Page 66 of Inked & Bloodbound
I tell myself this is about strength, about being prepared for the dangers that lie ahead. But the truth claws at me with every swallow—I’m terrified of what I might do to her if I’m not sated.
The memory of her blood haunts me, has haunted me since that first taste in that basement. The way it sang through my veins, how nothing else has ever come close to that perfect symphony of flavor and life.
Seven pouches. Eight. I drain them mechanically, one after another, trying to build a wall between my hunger and my desire for her. Because if I’m too weak…if I lose control again, if I take too much…
By the time I’ve finished the tenth bag, I’m queasy but satisfied. The blood hums through my veins, dampening the hunger inside me. I throw the empty pouch in the bag and zip it up before throwing it in the backseat.
I won’t need to feed for a while. My strength is temporarily replenished, but it won’t last. I know it won’t. Even weak as I am, I’m ready for whatever tonight brings.
Ready to protect Lily from every threat we’ll face.
But there’s one truth I can’t escape: I’m the only one who knows what her blood is truly capable of. I’ve tasted paradise, felt the intoxicating rush of her gift flowing through me. I lost control once before—nearly drained her dry while she clawed at my skin, begging me to stop.

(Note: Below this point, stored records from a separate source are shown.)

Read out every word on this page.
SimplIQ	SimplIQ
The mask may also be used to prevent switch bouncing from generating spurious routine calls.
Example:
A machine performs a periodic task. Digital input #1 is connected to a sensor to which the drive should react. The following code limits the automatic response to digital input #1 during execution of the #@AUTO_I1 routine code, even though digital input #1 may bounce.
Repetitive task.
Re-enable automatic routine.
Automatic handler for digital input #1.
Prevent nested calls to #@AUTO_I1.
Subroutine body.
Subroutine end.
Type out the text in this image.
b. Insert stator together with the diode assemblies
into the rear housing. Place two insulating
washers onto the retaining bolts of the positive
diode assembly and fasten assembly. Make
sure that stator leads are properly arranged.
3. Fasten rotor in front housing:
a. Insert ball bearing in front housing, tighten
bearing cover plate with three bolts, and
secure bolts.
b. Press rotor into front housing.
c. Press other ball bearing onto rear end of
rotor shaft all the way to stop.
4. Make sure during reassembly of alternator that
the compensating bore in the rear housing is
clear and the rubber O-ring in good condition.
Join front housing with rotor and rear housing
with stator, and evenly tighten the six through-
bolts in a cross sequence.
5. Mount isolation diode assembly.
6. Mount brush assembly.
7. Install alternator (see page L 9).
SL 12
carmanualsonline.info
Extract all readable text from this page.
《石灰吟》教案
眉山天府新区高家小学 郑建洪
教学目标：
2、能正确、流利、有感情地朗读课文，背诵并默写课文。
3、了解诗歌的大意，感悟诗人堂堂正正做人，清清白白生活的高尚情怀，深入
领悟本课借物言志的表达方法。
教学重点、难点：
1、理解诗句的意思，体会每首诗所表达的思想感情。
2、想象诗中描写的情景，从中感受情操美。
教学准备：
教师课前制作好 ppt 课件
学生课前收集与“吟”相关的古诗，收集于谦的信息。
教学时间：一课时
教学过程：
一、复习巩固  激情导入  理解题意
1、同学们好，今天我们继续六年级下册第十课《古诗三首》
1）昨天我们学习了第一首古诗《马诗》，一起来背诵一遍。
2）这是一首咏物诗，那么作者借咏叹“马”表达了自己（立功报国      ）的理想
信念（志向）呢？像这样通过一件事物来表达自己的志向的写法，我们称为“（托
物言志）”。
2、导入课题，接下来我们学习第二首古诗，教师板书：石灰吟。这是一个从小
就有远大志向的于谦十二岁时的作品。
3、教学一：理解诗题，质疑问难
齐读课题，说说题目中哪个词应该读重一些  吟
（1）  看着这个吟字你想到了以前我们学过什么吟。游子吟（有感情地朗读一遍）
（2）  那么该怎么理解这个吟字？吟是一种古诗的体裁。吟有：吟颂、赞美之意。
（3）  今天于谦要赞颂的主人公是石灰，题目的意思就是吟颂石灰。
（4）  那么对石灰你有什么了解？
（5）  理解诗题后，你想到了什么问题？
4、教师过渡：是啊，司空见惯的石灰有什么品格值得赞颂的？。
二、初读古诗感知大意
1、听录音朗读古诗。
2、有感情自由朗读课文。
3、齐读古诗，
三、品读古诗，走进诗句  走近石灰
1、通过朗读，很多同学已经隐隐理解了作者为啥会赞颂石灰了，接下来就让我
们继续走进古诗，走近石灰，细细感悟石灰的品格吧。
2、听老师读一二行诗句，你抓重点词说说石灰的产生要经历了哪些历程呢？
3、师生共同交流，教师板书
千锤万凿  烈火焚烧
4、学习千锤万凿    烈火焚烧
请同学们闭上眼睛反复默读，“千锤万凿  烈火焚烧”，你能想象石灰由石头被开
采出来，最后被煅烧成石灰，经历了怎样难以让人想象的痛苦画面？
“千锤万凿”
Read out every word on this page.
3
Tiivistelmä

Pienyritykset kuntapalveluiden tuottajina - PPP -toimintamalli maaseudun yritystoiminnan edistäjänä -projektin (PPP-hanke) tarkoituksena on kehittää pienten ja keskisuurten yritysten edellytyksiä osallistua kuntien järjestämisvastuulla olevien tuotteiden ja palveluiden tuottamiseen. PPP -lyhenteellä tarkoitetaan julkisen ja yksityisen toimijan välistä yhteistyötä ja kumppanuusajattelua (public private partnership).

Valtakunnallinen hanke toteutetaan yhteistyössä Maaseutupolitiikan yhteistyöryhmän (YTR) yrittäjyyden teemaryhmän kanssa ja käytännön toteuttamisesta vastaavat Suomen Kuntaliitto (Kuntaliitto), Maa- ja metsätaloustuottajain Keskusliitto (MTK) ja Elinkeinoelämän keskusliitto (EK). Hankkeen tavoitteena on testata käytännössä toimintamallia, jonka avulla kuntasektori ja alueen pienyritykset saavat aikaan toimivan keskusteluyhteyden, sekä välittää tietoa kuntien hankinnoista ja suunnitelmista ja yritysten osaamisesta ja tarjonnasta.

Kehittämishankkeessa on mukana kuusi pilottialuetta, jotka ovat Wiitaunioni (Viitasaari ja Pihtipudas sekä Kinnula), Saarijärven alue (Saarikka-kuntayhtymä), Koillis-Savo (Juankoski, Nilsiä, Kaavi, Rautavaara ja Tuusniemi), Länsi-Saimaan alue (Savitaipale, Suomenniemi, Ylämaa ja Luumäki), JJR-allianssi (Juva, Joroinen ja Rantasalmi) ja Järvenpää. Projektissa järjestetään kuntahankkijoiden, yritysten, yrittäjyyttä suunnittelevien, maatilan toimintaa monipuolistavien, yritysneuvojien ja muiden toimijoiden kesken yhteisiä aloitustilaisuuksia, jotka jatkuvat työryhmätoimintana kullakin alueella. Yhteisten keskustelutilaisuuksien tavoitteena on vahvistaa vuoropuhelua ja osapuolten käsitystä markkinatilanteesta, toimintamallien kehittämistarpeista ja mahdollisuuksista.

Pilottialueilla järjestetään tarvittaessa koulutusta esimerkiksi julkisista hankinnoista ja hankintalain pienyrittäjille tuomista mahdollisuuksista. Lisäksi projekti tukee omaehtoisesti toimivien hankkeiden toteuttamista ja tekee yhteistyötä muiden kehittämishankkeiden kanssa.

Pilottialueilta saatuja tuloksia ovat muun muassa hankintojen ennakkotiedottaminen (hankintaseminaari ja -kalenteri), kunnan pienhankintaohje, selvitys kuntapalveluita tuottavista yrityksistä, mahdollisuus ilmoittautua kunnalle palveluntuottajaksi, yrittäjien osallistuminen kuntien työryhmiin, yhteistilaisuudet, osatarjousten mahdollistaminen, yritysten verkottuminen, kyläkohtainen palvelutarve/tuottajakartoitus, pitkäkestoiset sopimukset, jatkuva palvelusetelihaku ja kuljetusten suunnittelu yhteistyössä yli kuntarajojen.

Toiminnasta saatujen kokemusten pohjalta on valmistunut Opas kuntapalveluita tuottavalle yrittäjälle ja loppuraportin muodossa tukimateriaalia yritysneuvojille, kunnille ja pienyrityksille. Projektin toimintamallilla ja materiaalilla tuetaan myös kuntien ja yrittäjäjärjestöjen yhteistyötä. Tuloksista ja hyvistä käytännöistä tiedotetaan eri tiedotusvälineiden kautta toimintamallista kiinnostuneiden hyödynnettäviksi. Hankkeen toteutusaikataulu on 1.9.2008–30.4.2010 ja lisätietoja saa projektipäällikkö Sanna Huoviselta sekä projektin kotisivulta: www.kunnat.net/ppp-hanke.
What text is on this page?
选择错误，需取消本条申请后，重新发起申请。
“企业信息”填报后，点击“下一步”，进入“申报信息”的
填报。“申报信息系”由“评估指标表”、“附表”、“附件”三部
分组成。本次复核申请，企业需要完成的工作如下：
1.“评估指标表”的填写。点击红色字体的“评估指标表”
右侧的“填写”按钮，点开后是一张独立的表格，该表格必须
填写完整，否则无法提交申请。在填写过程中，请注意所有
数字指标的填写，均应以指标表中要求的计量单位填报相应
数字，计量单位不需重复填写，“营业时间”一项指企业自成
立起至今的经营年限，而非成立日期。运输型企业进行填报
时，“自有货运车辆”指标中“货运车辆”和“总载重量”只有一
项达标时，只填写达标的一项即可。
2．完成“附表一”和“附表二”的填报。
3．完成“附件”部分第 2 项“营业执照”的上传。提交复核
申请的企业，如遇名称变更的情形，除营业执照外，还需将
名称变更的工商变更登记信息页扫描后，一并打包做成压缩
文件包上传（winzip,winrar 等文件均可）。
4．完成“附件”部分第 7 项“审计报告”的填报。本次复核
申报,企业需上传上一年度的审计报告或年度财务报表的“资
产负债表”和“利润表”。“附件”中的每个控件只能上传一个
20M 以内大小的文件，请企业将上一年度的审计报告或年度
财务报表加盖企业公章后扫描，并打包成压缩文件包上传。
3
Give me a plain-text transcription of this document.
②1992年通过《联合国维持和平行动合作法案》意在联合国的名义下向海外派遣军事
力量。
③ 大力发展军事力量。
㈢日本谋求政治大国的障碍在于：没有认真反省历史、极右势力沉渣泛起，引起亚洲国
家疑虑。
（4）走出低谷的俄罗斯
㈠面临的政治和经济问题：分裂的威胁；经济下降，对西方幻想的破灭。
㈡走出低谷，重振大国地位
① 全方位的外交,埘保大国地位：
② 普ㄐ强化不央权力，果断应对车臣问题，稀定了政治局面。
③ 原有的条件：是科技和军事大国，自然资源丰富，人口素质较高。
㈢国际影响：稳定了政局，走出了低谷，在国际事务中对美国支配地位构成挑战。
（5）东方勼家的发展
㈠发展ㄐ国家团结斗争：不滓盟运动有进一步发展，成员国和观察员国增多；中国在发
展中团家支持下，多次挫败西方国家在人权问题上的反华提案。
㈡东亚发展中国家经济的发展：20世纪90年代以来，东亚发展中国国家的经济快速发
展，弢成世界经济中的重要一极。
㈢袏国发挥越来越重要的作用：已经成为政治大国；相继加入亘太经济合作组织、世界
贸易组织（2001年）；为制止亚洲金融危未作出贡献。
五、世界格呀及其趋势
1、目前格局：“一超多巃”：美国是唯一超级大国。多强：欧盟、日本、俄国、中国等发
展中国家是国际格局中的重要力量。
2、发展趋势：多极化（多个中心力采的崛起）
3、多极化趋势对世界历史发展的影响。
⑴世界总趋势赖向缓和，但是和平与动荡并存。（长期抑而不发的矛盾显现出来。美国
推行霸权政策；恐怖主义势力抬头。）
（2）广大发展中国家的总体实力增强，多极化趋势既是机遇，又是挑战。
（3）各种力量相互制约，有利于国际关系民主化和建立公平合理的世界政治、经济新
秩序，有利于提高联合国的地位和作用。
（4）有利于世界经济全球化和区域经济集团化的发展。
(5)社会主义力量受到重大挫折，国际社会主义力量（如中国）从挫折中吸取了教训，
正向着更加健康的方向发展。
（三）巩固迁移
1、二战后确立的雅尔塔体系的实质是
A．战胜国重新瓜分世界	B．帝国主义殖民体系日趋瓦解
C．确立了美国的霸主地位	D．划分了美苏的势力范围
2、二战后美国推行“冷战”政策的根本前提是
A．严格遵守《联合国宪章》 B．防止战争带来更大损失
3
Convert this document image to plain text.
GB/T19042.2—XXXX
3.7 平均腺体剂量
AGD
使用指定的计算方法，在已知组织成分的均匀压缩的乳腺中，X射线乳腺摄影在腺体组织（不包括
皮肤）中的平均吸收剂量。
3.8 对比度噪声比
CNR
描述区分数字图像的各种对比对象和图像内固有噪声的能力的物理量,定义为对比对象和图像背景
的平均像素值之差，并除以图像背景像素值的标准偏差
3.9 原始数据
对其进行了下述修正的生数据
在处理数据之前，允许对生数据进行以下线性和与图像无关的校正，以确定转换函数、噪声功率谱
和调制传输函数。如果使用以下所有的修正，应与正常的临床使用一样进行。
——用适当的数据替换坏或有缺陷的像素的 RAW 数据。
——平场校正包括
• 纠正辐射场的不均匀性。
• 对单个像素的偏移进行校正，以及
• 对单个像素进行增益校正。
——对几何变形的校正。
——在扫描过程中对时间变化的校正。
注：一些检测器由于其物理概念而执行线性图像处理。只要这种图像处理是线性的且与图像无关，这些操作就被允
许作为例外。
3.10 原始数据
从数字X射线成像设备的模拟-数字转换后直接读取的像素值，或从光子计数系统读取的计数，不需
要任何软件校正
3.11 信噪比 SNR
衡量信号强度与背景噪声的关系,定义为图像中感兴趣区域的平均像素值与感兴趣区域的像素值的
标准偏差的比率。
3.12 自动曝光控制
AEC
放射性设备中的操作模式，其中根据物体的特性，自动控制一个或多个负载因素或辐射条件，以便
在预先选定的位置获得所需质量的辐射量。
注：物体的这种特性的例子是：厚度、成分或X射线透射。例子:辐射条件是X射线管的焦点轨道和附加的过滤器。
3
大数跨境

Ordinarily, I’d be strong enough to protect her from almost any vampire alive. Ancient, powerful, deadly when I need to be. Not right now, though.
The question haunts me as I lock the car and walk toward her door:
Am I strong enough to protect her from myself?
Because no matter how much human blood I consume, no matter how carefully I prepare, there’s one truth I can’t deny: I am still a monster.
And tonight, I’m taking her straight into the darkness.
22
LILY
When I open the door and see Cass standing there, I forget to breathe for a second. For once he’s not covered in dirt from the earth he so loves to sleep in, nor is he wearing his usual leather jacket over a signature black tee.
It’s the first time I’ve seen him wear a real shirt—one with cuffs and buttons. Dark fabric clinging to his strong body like it’s been painted on. He swallows, and his Adam’s apple bobs, drawing my eye to his throat where his elaborate cross tattoo peeks out from under his starched collar.
He’s combed the soft waves of his jet-black hair neatly, taming them, but a tousled section has escaped and is sticking up at an awkward angle. It makes me smile. Drunk on how unbelievably sexy he is. There’s no trace of the vampire. No hint of an ancient, dangerous creature. He just looks like a good boy, dressed up for Mass, or ready to meet the parents.
Like all good boys, he comes bearing gifts. A huge bunch of long-stemmed white lilies, wrapped in brown paper and fastened with twine, draped across his forearms.
Except he’s not a good boy, is he? My mother’s warning still reverberates in my head.
Do not trust him.
I tried again and again to reach her, but she was nowhere to be found. Lost again in the tangle of voices beyond the window.
Fear prickles at the base of my neck, but I swipe it away. She doesn’t know Cass like I do. She doesn’t see the softness in him. She has no right to do this to me. No right to interfere with my life after years of not giving a shit. When she was alive, our relationship was complicated. In death? It’s even more so.
I want to believe that her warning was about someone else, someone other than Cass, but I can’t get those images of violence out of my head. They only flashed through for a second, but it was long enough for them to sear into my subconscious like a hot brand of fresh trauma.
My mother’s face. Her mouth locked in a scream, the blood flecked on the dirty walls around her.
No, I can’t do this. Not right now. Nope.
For all I know, that wasn’t even her. It could have been another dead thing crawling inside my head. Messing with my memories and showing me things that aren’t real. Same with Paloma. I don’t even know her enough to trust her. She could be spinning a lie to push me away. How do I know she doesn’t want Cass for herself?
Tonight is real. Tonight is my opportunity to help find that poor missing girl. To seek out and save the living rather than play with the dead.
Cass’ mouth is open, but he hasn’t said a single word. The air hums with the chirping of katydids which buzz and fill the awkward silence.
When he inhales sharply and just stands there staring, I bite my lip to hide my smile. “Are you okay? You look like you’ve seen a ghost.”
“Yeah, but you gotta give me a second. I feel like I’ve just been kicked in the chest.”